これからは湘南新宿ラインをうまく利用できれば横浜間を直通で移動できるので、乗換えの多さから開放されるのが嬉しい。
【満福寺】 (左奥)
幸手駅から「中一丁目交差点」に向う途中に一色氏発願の満福寺がある(日光道中「中一丁目交差点」から左に170m入った所)。
満福寺は、荏柄山満福寺と称し、真言宗智山派に属する寺で、本尊は如意輪観世音菩薩である。
この寺は、一色氏発願寺の祈願として戦国期に建立されたといわれ、その後、裏町天神や八幡香取社の別当を務めた時もあった。
本尊の観世論菩薩は、安産子育てにご利益があるといわれている。例年八月九日、十日の四万六千日の御縁日には俗に朝観音といい、早朝から参詣する人が多く、特にお産前のお腹の大きな御婦人の参詣が目立っている。
昭和六十三年三月 埼玉県 幸手市
【聖福寺(しょうふくじ)】 (左側) 10:30
「中一丁目交差点」の本陣跡から7〜8分の「荒宿交差点」を越えたすぐ左側に聖福寺があり、参道に入ったすぐ右側に聖福寺の説明文と共に芭蕉と曽良の句碑が立っている。
参道を更に進むと立派な勅使門が建っている。往時は庶民が通ることは許されなかったが、今はくぐることが出来る。
【聖福寺】
聖福寺は、寺号を菩提山東皐院聖福寺と称する浄土宗の寺で、本尊は阿弥陀如来であり観音像は運慶作と伝えられている。
徳川三代将軍家光が日光社参の時、御殿所(将軍の休憩所)として使用したのを始めとし、天皇の例幣使や歴代将軍が十八回にわたり休憩した。将軍の間、例幣使の間、菊の紋章の入った勅使門(唐門)があり、左甚五郎作といわれる彫刻等も保存されている。また、御朱印状により十石を賜ったことがわかる。

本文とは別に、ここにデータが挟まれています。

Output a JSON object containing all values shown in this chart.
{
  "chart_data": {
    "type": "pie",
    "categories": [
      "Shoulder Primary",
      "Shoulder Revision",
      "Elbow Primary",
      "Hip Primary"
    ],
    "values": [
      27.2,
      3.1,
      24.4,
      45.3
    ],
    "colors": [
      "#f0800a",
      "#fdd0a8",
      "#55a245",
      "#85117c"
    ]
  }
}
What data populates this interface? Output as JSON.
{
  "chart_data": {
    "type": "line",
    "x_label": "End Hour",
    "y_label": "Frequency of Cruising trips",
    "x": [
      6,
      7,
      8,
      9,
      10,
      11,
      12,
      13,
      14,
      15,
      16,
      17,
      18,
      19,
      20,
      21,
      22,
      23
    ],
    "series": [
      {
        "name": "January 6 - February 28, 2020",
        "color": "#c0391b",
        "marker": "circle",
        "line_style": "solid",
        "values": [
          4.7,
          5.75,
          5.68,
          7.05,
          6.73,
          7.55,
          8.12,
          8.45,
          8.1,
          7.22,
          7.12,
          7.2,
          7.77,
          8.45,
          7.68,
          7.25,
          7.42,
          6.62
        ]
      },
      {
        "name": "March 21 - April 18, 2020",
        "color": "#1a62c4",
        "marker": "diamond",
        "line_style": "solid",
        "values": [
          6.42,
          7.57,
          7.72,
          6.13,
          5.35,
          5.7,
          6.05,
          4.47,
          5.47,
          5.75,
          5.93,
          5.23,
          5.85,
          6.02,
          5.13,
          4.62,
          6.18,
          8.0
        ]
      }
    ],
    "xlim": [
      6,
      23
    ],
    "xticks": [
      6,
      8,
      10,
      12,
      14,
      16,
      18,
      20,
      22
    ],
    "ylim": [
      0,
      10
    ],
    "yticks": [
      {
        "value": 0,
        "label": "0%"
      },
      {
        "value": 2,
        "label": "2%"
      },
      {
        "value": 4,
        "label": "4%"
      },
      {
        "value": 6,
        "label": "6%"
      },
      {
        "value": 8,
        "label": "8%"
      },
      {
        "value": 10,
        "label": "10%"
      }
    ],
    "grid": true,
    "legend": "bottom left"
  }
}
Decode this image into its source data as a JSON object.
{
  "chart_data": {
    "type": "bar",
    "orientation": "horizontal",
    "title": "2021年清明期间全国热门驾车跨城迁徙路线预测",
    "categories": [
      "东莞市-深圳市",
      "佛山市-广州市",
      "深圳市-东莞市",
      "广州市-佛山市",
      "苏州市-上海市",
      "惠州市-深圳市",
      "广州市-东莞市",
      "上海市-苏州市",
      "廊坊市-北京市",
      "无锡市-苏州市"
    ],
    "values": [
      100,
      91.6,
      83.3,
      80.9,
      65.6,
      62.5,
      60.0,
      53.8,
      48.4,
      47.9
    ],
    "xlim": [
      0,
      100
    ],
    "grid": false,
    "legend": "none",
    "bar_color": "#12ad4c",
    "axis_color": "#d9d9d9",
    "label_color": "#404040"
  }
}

境内の左手に二つの石碑があって、一つには「花づか」と彫られている。江戸文化が華やかであった寛政の頃、幸手宿に秋月庵一松という人がおり、遠州流生花を普及させた。
その後、日光道中でさかんになり、明治になって遠州流の人達がこの碑を建てたものという。
もう一つは「金子竹香顕彰碑」である。金子竹香は江戸時代の儒者であり、書家としても有名で幸手に住んでいた。この碑の文は儒者で、折衷学派の亀田綾瀬の撰文と書によるものである。
昭和六十三年三月 埼玉県 幸手市
【句碑】
幸手を行ば栗橋の関 芭蕉
松杉をはさみ揃ゆる寺の門 曽良
江戸時代、門前の通りの日光街道は、将軍の日光社参をはじめ、さまざまな旅人がゆきかい、その中には奥州へ向う文人、芸術家も多くあったことであろう。
「奥の細道」の旅を終えた俳人松尾芭蕉は、四年後の元禄六年九月十三日、江戸深川、芭蕉庵で十三夜連句を催した折、奥州の旅を思いおこし、同行した弟子曽良と並んで右の句をよんだ。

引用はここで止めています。